‘Twist’ by Colum McCann (2025) – 239 pages
“It still astounded me that nearly all our information travels through tiny tubes at the bottom of the ocean. Billions of pulses of light carrying words and images and voices and texts and diagrams and formulas, a flow of pulsating light. In tubes made from glass.”
Fiber-optics is a fascinating little-discussed subject, the glass cables which span the world’s oceans and make the vast transfers of data on the internet possible. Satellites get all the publicity, but transmitting information via satellite is expensive and slow. Nearly all internet communication is done via fiber-optic glass cables on the bottom of the seas.
“The tubes are tiny. They are hollow. They weigh nothing. All they carry is light. I can’t presume to explain this.”
Most of the novel ‘Twist’ takes place on a ship that is sent out to repair these vital glass cables.
An underwater mudslide on the Congo River gains all kinds of debris as it moves along. This debris has damaged some of these underwater glass cables. Where the Congo meets the Atlantic, the power of the river current has created a canyon so deep in the Atlantic that divers cannot go to the bottom of the ocean where the cables lay, so they must use remote devices and grappling hooks to reach the cables.

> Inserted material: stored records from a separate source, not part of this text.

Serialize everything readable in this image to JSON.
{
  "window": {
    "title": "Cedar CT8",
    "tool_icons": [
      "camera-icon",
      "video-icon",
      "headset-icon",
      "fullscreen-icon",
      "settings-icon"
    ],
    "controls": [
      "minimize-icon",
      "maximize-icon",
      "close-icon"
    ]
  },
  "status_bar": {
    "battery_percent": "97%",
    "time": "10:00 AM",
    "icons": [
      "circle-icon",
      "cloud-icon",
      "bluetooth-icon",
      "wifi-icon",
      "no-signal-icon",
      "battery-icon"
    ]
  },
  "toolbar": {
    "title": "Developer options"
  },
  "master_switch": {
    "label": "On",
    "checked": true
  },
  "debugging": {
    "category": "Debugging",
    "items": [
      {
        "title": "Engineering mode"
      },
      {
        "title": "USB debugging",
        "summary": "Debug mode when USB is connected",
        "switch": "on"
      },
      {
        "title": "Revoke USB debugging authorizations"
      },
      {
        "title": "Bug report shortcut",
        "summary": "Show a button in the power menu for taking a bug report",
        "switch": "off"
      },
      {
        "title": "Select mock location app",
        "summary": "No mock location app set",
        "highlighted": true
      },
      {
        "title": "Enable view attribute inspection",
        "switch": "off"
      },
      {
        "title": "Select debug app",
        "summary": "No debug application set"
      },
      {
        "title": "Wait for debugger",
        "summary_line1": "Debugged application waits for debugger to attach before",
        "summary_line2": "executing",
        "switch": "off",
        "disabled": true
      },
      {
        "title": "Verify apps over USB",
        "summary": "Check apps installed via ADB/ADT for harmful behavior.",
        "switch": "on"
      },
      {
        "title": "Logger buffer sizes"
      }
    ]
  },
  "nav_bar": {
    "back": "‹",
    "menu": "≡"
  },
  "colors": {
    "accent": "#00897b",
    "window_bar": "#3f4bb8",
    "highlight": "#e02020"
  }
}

Our narrator, Anthony Fennell, is a journalist who wants to do a story about the repair of these communication cables. John Conway, the captain of this cable repair ship, allows our narrator to stay aboard the ship on this repair mission.
But just how much of this internet traffic is helpful or valuable? Much of the traffic on the world-wide web is worthless and in many cases even harmful. Gossip, lies, conspiracy theories, character assassinations. Some sources suggest that as much as 30% to 40% of all data transferred across the internet is pornography.
“In my cabin, I allowed myself to descend again into the rabbit hole of the web, a tumble into the worst part of ourselves.”
“It was filthy and it was wrong and, like everyone else, I was consuming it willingly.”
Even the captain of the repair ship has very mixed opinions about the internet.
“And we’re just putting the ends together so people can ruin one another… Everything gets fixed, and we all stay broken.”
Later we find out just how conflicted the captain is.
This is a fascinating subject. However the main characters in this novel, who are the repair ship captain snd the captain’s actress girlfriend Zanele and the journalist narrator, did not really come alive for this reader.